Bloomberg News

Watson First-Quarter Net Jumps 26% on Drug Sales

May 01, 2007

Watson Pharmaceuticals Inc. (WPI:US), the second-biggest U.S. seller of generic drugs, said quarterly profit rose 26 percent on demand for low-cost copies of medicines.

First-quarter net income climbed to $31.6 million, or 29 cents a share, from $25.2 million, or 23 cents, a year earlier, the company said today in a statement on PR Newswire. Earnings beat analysts' estimates.

Results include the first full quarter of sales from Andrx Corp., the drug distributor and maker of controlled-release medicines that Watson, based in Corona, California, bought in November. Watson said it has started seeing benefits from its efforts to reduce operating costs and boost products margins.
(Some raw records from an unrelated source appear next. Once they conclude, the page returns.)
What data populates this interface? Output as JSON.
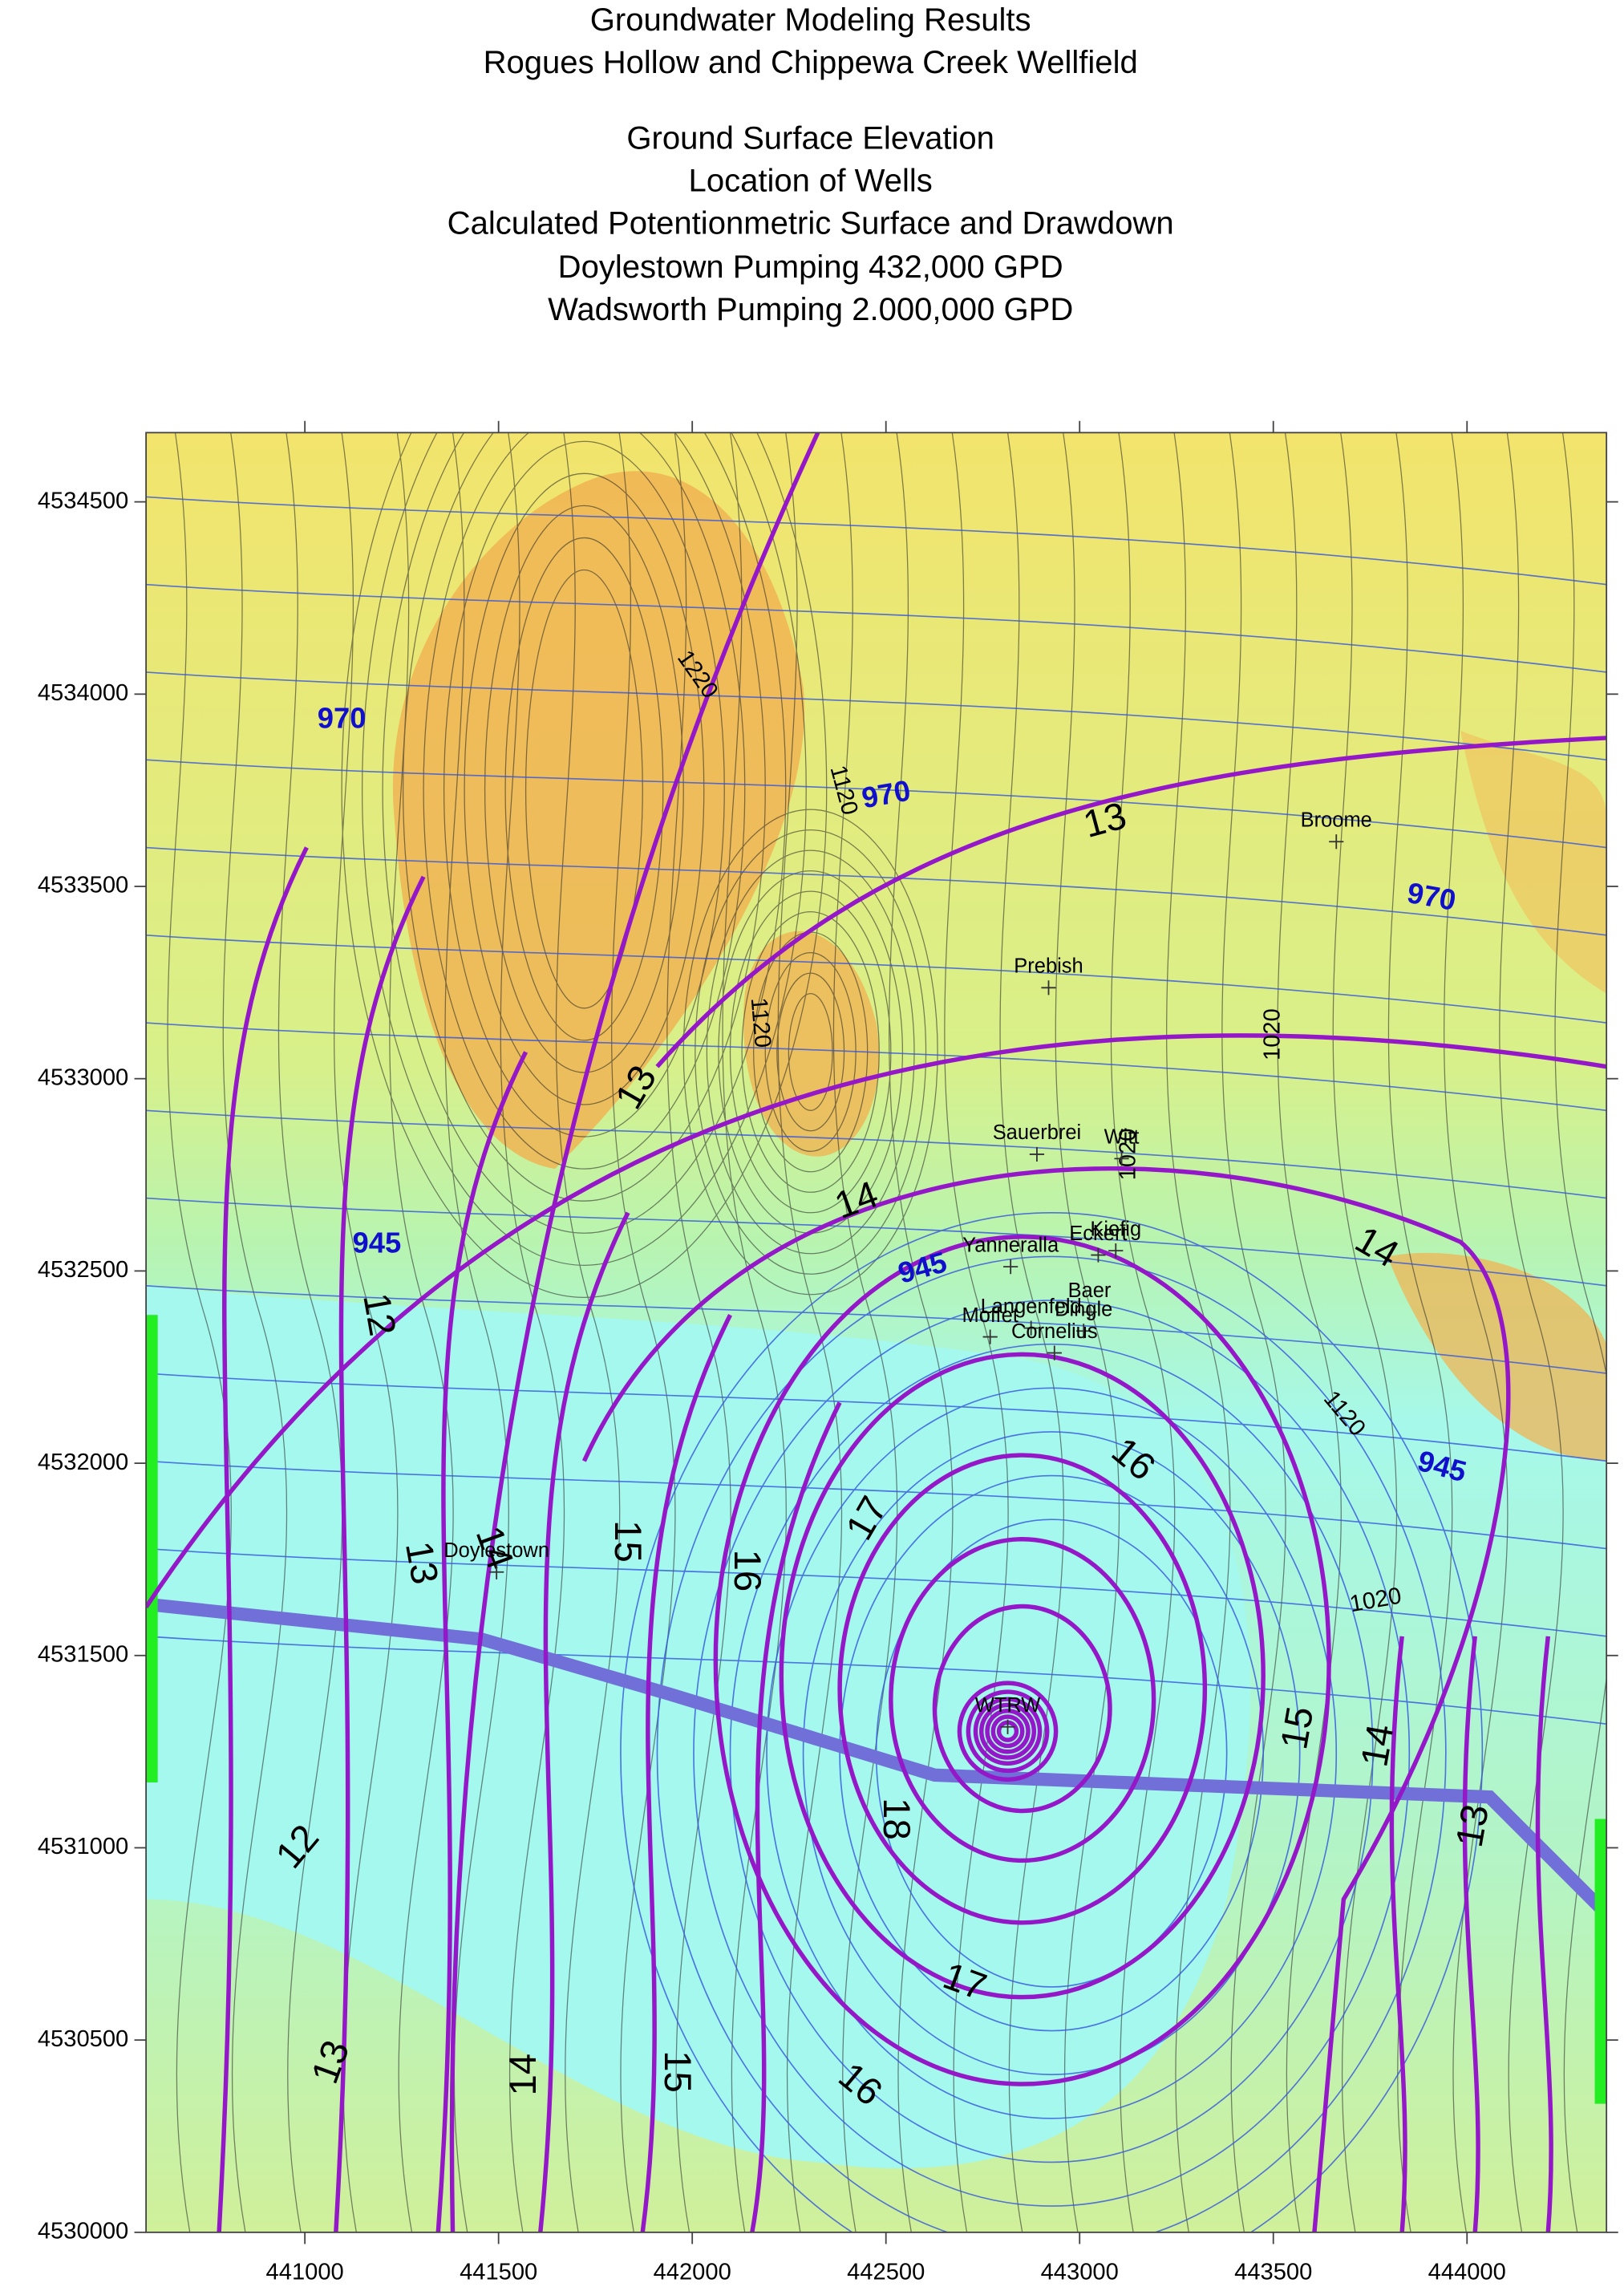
{
  "title": [
    "Groundwater Modeling Results",
    "Rogues Hollow and Chippewa Creek Wellfield",
    "Ground Surface Elevation",
    "Location of Wells",
    "Calculated Potentionmetric Surface and Drawdown",
    "Doylestown Pumping 432,000 GPD",
    "Wadsworth Pumping 2.000,000 GPD"
  ],
  "axes": {
    "xlim": [
      440590,
      444360
    ],
    "ylim": [
      4530000,
      4534680
    ],
    "xticks": [
      441000,
      441500,
      442000,
      442500,
      443000,
      443500,
      444000
    ],
    "yticks": [
      4530000,
      4530500,
      4531000,
      4531500,
      4532000,
      4532500,
      4533000,
      4533500,
      4534000,
      4534500
    ]
  },
  "drawdown_labels": [
    "13",
    "13",
    "12",
    "14",
    "14",
    "14",
    "13",
    "15",
    "16",
    "17",
    "16",
    "18",
    "17",
    "16",
    "15",
    "14",
    "13",
    "12",
    "13",
    "14",
    "15"
  ],
  "elevation_labels": [
    "1220",
    "1120",
    "1120",
    "1020",
    "1020",
    "1120",
    "1020"
  ],
  "potentiometric_labels": [
    "970",
    "970",
    "970",
    "945",
    "945",
    "945"
  ],
  "wells": [
    "Broome",
    "Prebish",
    "Sauerbrei",
    "Witt",
    "Yanneralla",
    "Eckert",
    "Kiefig",
    "Baer",
    "Langenfeld",
    "Moffet",
    "Dingle",
    "Cornelius",
    "Doylestown",
    "WTRW"
  ]
}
``What they indicated they would do in terms of improved gross margins, we're starting to see it now in the numbers,'' said Mark Taylor, an analyst with Roth Capital Partners in Newport Beach, California. Taylor doesn't own any shares, and his firm hasn't done banking with Watson. ``The numbers look really good.''

Revenue jumped 65 percent to $671.6 million. Fourteen analysts surveyed by Bloomberg had projected sales of $631.4 million, on average. Profit excluding some items was 34 cents a share. On that basis 16 analysts expected 24 cents on average.

Shares of Watson rose $2.22, or 8.1 percent, to $29.52 in New York Stock Exchange composite trading today before earnings were announced. The stock has gained 13 percent this year.

Higher Margins

Gross margins for the company's generic drugs were 35.8 percent in the quarter, up from 32.5 percent a year earlier, the company said.
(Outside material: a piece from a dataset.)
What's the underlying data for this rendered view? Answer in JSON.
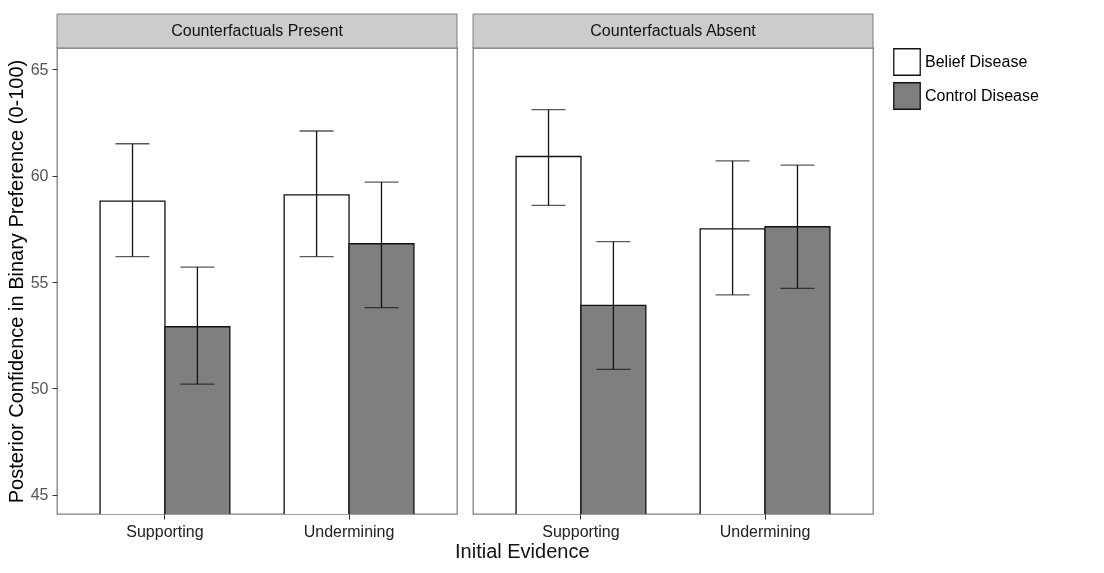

Investors have been waiting for Watson to introduce copies of Johnson & Johnson's pain patch Duragesic and GlaxoSmithKline Plc's nasal spray Flonase since last year. Watson Chief Executive Officer Allen Chao said in February the company is taking a more ``conservative'' approach this year and assuming U.S. regulators will approve only one of the two products.

Watson's current products include generic versions of brand- name birth-control pills, blood pressure medicines and painkillers that have lost patent protection. The company also makes its own urology and kidney treatments, which account for about a quarter of revenue.

Watson, including Andrx, had $1.83 billion in sales of generic drugs last year, second among U.S. companies to Mylan Laboratories Inc., according to data compiled by IMS Health Inc.

The company reiterated its full-year forecast of $1.20 to $1.30 a share, excluding certain items.